Mahasiswa UAJY Buat Salep Daun Jamblang untuk Atasi Jerawat
·waktu baca 2 menit

Jerawat menjadi salah satu permasalahan kulit yang cukup mengganggu bagi perempuan. Alhasil, produk skin care jadi salah satu hal yang kerap digunakan untuk mengatasi permasalahan jerawat. Skin care yang terbuat dari bahan alami belakangan ini menjadi tren tersendiri.
Melihat potensi itu, mahasiswa Fakultas Teknobiologi Universitas Atma Jaya Yogyakarta (FTB UAJY) menciptakan salep dari ekstrak daun jamblang untuk atasi jerawat. Kelima mahasiswa itu berhasil lolos pendanaan PKM-Riset Eksakta tahun 2022 yang diadakan oleh Kemenristekdikti melalui Direktorat Jenderal Pembelajaran dan Kemahasiswaan.
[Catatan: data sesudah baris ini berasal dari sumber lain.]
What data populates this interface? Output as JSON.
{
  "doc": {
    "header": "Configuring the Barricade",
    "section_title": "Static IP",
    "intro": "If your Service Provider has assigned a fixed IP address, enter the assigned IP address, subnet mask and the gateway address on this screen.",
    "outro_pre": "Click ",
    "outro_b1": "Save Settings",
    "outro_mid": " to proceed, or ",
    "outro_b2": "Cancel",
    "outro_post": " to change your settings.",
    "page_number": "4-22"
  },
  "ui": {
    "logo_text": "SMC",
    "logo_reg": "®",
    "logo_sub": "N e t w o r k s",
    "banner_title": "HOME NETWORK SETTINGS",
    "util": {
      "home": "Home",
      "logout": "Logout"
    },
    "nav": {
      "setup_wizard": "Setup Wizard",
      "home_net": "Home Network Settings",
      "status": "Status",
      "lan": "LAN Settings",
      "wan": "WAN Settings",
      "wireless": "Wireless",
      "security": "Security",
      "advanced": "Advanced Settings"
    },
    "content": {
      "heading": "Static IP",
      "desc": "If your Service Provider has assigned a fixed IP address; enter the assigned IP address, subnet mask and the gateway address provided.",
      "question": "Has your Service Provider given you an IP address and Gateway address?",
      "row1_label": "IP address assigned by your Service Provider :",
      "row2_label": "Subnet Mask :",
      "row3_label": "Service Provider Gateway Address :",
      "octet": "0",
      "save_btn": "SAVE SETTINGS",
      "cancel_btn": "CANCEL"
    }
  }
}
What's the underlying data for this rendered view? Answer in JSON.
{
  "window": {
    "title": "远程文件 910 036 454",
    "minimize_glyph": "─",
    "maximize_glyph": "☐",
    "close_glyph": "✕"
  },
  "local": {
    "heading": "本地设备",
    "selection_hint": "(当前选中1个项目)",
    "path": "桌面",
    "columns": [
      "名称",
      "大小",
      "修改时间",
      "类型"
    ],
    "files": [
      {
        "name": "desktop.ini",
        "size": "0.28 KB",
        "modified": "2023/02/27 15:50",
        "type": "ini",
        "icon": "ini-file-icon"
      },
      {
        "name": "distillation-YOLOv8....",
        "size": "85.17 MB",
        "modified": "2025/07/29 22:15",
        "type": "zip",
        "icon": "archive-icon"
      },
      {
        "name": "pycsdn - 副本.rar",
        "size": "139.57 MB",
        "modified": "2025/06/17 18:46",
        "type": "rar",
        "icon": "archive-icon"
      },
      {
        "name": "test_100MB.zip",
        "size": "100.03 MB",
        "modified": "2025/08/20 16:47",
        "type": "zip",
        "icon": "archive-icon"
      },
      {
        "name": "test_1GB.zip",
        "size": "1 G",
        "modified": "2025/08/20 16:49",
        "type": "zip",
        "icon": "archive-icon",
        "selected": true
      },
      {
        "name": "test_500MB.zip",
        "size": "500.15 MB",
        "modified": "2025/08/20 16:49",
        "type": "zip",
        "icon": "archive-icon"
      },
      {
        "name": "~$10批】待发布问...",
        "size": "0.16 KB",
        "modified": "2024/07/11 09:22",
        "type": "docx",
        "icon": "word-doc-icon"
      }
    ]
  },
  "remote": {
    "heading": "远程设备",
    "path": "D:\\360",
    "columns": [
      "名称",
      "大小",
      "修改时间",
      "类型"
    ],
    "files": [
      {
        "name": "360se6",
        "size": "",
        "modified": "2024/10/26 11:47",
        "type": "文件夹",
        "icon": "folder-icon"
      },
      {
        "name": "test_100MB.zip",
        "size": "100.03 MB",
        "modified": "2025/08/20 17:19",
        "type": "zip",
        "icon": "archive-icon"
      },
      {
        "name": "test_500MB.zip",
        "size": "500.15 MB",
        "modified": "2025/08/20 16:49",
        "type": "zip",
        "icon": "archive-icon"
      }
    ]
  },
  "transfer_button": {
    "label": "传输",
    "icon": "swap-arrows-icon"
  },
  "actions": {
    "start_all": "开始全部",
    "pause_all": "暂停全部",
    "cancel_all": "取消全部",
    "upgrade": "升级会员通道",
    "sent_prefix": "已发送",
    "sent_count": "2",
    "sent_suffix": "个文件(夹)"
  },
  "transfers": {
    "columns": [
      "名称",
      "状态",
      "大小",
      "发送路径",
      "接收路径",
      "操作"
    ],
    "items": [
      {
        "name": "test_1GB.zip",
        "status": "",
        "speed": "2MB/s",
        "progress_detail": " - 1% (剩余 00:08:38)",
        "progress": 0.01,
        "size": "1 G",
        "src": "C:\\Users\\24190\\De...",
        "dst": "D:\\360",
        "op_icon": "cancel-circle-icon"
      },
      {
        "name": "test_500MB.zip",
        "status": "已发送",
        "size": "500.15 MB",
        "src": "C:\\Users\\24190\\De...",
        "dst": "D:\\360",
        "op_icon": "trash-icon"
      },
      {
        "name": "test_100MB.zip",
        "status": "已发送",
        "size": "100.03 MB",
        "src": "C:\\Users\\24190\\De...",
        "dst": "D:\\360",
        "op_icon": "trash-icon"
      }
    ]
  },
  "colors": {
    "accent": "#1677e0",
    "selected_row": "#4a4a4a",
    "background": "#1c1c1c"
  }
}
“Kami memilih topik ini karena Indonesia dikenal sebagai negara tropis dengan paparan sinar matahari yang menyebabkan keringat dan produksi minyak berlebih yang dapat memicu timbulnya jerawat. Di mana masalah jerawat paling sering terjadi pada remaja Indonesia berusia 15-18 tahun dengan prevalensi 80-85% sehingga topik ini sangat menarik untuk diangkat dan diharapkan dapat diteliti lebih lanjut untuk dijadikan salah satu solusi salep jerawat,” ungkap Pamela Felita Setiawan, salah seorang mahasiswa UAJY yang cetuskan salep daun jamblang.
Daun jamblang dipilih oleh Pamela dan timnya karena selain memiliki aktivitas anti bakteri dan beberapa senyawa lain, daun jamblang dapat menjadi obat alternatif jerawat yang bersifat alami.
Lima mahasiswa Fakultas Teknobiologi Universitas Atma Jaya Yogyakarta (FTB UAJY) yaitu Pamela Felita Setiawan, Devi Alvina, Meisy, Jessica Rieko Subandriyo, dan Priska Kezia Paramitha. Kelimanya berproses Bersama untuk menggali ide hingga mempersiapkan diri menuju PKM 2022 dengan Stefani Santi Widhiastuti sebagai dosen pembimbing.
“Kami mencari sumber atau literatur yang kami gunakan sebagai acuan dalam pembuatan proposal,” ungkap Pamela.
Setelah mendapatkan pendanaan, para mahasiswa akan melaksanakan penelitian sesuai dengan proposal yang ada dan memaksimalkan seluruh hasil serta waktu untuk menyusun pertanggung jawaban ke pemerintah dalam bentuk laporan serta presentasi PKP2.
“Ke depannya, lolosnya proposal kami dalam PKM 2022 akan kami gunakan sebagai wadah atau sarana untuk belajar dan memperoleh pengalaman,” tambah Pamela.